Драматизма в балете было более чем достаточно: очень сильное впечатление производила, в частности, сцена, когда Арман в разгар великосветского приема швыряет Маргарите в лицо пачку денег. За сорок минут балета, в котором были заняты еще пятнадцать артистов на второстепенных ролях, Фонтейн и Нуреев исполнили несколько страстных па‑де‑де в волшебном обрамлении декораций, созданных Сесилом Битоном. Битон придумал спроецировать на белом занавесе огромные чернобелые фотографии обоих героев - дополнительное доказательство изысканной звездности исполнителей.

Для того чтобы этот "карманный балет" имел огромный успех, вместе были собраны все необходимые ингредиенты. Англия в это время сходила с ума из‑за "Битлз" и в не меньшей мере - из‑за трагической истории Маргариты и Армана.

Нуреев также находился в возбуждении. "Это был первый балет, поставленный специально для меня, и это был очень, очень важный момент", - вспоминал он позднее.

Когда в декабре 1962 года вдруг стало известно, что проект отложен на неопределенный срок из‑за травмы Рудольфа, английская пресса закусила удила так, "словно речь шла о перераспределении министерских портфелей", - писала "Дэнс энд Дэнсерс". Однако в конце концов состоялось пятнадцать незабываемых репетиций. "Нас было четверо одержимых - рассказывал Нуреев. - Мы импровизировали, веселились, все время забывая, зачем мы здесь собрались. Я злился. Марго была очень подвижна, ей было легко импровизировать. Но мне было необходимо знать, что же мы все‑таки будем делать на сцене".

Рудольф нервничал и - редчайший случай! - признавал это сам. Когда подошел день премьеры (12 марта 1963 года), он поставил весь "Ковент‑Гарден" на уши. Ему не понравился придуманный Сесилом Битоном жакет в духе Вертера, казавшийся ему слишком длинным, и он изрезал его ножницами. Он со скепсисом смотрел на роскошные негативы, которые Битон велел ему показать.

В день генеральной репетиции в зале толклось не менее пятидесяти фотографов.

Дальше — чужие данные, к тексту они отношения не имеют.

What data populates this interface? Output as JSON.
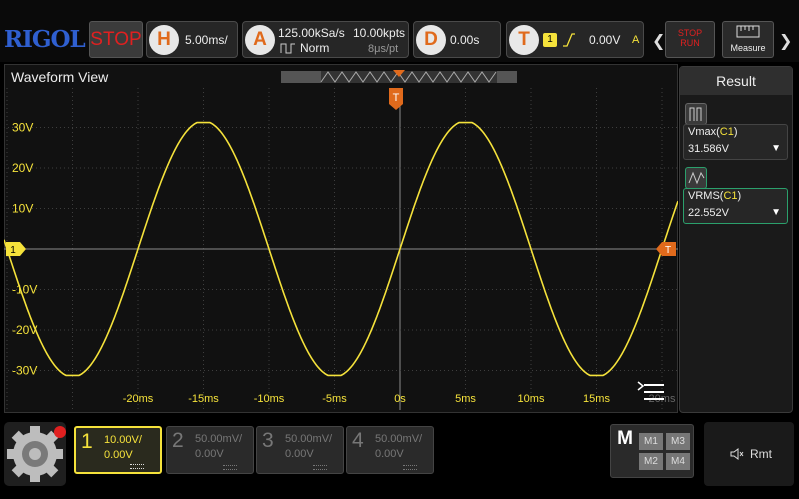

Даже Марго никогда в своей жизни не видела такого скопления.

Описывая это событие, директор по связям с прессой Королевского балета послал комичное письмо Сесилу Битону, уехавшему в Голливуд:

"Сводка с фронта Нуреева.

Погода: очень грозовая.

Дорогой Сесил!

Какой сегодня день - бешенство, истерические драмы! […] Генеральная началась в 9.30, и с первого же выхода мы поняли, что повеселимся… Он [Нуреев] омерзительно обращался с Марго, грубо толкал ее, порвал свою сорочку (вашу) и бросил ее в оркестровую яму. […] Он выдал такую демонстрацию плохих манер, что все мы дрожали от страха и старались не попадаться ему на глаза ввиду состояния террора, в котором он пребывал".

Заканчивалось письмо так: "Он изобразил подобие улыбки, ему помогли надеть рубашку, и вдруг гроза остановилась… Его стали фотографировать. Марго была бесстрастной, словно ничего не произошло. Он танцевал волшебно… солнце вернулось!".

Во время репетиций Марго чувствовала примерно то же, что и публика на мартовской премьере. "Почти никто не знал, где кончается правда и начинается вымысел", - лукаво отметила она в своих мемуарах.

Действительно, опасная связь молодого человека и зрелой женщины (на сцене) была своеобразной метафорой реальности. Фонтейн тогда многие упрекали в том, что она опустилась до молодого смутьяна, не уважающего условности классического балета, вообще не уважающего условности. Эштон очень верно подловил момент, соткав свою мелодраму из страсти, гнева, запретов и отчаяния. В своей хореографии он до такой степени изменил обычной британской сдержанности, что "на сцену даже неловко было смотреть; финальное па‑де‑де пропитано натуральной болью", - писал английский критик Дэвид Воган.

"Это было как раз то, чего люди ждали от "листовского" романа между Фонтейн и Нуреевым", - заметил Клив Барнс.

А вот слова Клемента Криспа: "Балет "Маргарита и Арман" играл на двусмысленности прочтений любви с первого взгляда и завидно превозносил то, чем становилась пара Марго - Рудольф: зарождение артистической любви на глазах публики".